U.S. Senators Barbara Boxer (D-CA) and Bob Corker (R-TN), and 20 of their Senate colleagues, sent a letter on November 8th to President Barack Obama calling on him to address international parental child abduction with Japanese Prime Minister Yukio Hatoyama during his trip to Japan this week.
Specifically, the letter asks the Administration to work with the Japanese government to reunite children abducted to Japan with their American parents. They are less interested in persuading the Japanese to sign the Hague Convention on child abduction than on reuniting as quickly as possible the abducted children with their left-behind parents.
The letter's text is HERE.
Senator Jim Webb (D-VA), chair of the Senate Committee on Foreign Relations, East Asia & Pacific Affairs Subcommittee, was not satisfied with simply signing the letter. He issued his own press release. Webb is not one to miss an opportunity to pound on Assistant Secretary of State for East Asian and Pacific Affairs Kurt Campbell for being disingenuous. Like many on Capitol Hill, Webb knows he has to keep Campbell's feet to the fire to produce results.
For now, Campbell says the Japanese Justice Ministry is a afraid of pressing for change to get the Hague signed or to do more. This is peculiar as Ministry Chiba has publicly said she was going to press on bringing Japan up to international standards on a host of issues. Diet members are also confronted daily by the complaints of their constituents negatively affected by the lack of Japanese laws for joint custody. There is a domestic movement in Japan for change. Maybe Campbell is just trying position any progress on the issue as a result his efforts.

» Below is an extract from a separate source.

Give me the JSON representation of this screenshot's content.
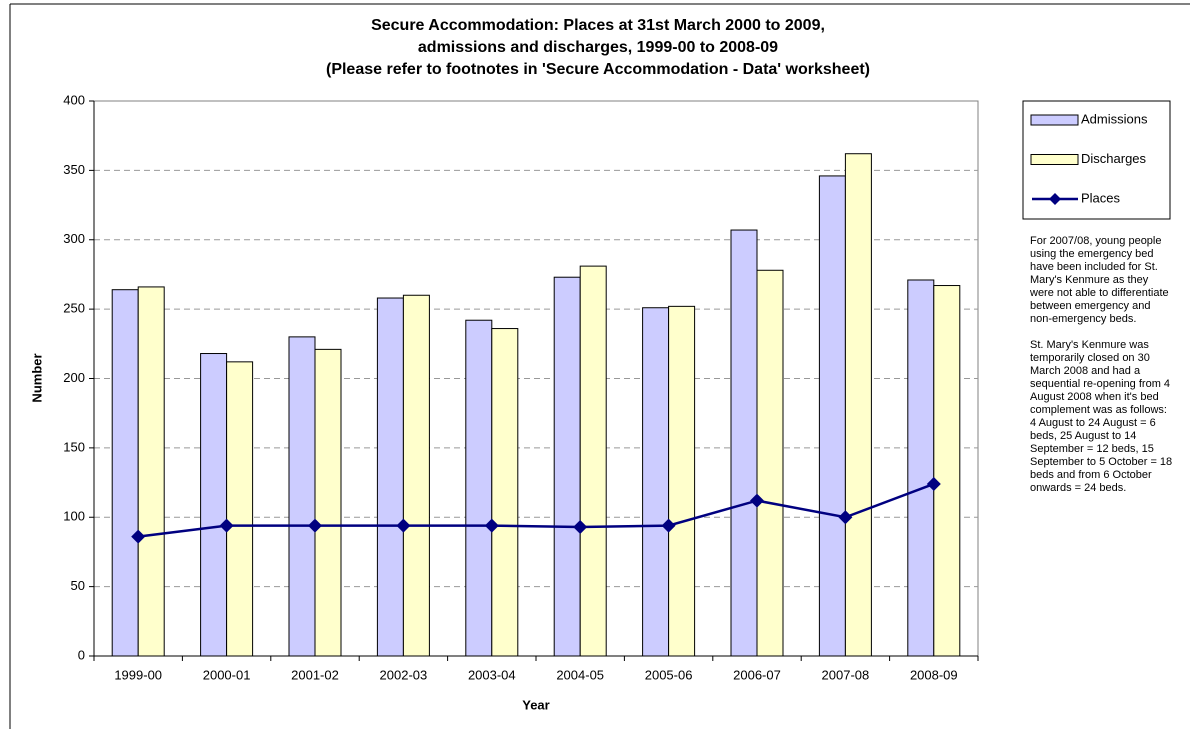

Webb's press release moves beyond the stock introductory paragraph in the Boxer letter and adds:
For Webb, this letter builds upon efforts to help Virginia constituents whose children have been abducted to Japan. Webb, who serves as chairman of Foreign Relations Subcommittee on East Asian and Pacific Affairs, also raised the issue of child abductions to Japan during Assistant Secretary Kurt Campbell’s confirmation hearing this summer.
As the Senators stated in the letter, “Many parents have not seen or heard from their children in years. We cannot sit back and wait while these children grow up without one parent.”
The Senators noted that, while it is important that Japan accede to the Hague Convention on International Child Abduction, the administration must also work with Japan directly to resolve current cases.
Currently, Japan does not recognize international parental child abduction as a crime and is behind only Mexico and India in the number of parental child abduction cases involving American children.
It is interesting that Senator Daniel Inouye (D-HI), often a defender of Japan, signed the letter. Both the Chair and Ranking Minority Member of the Senate Foreign Relations Committee also signed.
The Senators who signed the letter are: Barbara Boxer, Bob Corker, John F. Kerry, Richard G. Lugar, Russell D. Feingold, Richard J. Durbin, Byron L. Dorgan, Dianne Feinstein, Lamar Alexander, Daniel K. Inouye, Jack Reed, Carl Levin, Sheldon Whitehouse, Mary L. Landrieu, Ron Wyden, Jeff Merkley, Maria Cantwell, Jim Webb, Roland W. Burris, Amy Klobuchar, Bill Nelson, Patty Murray.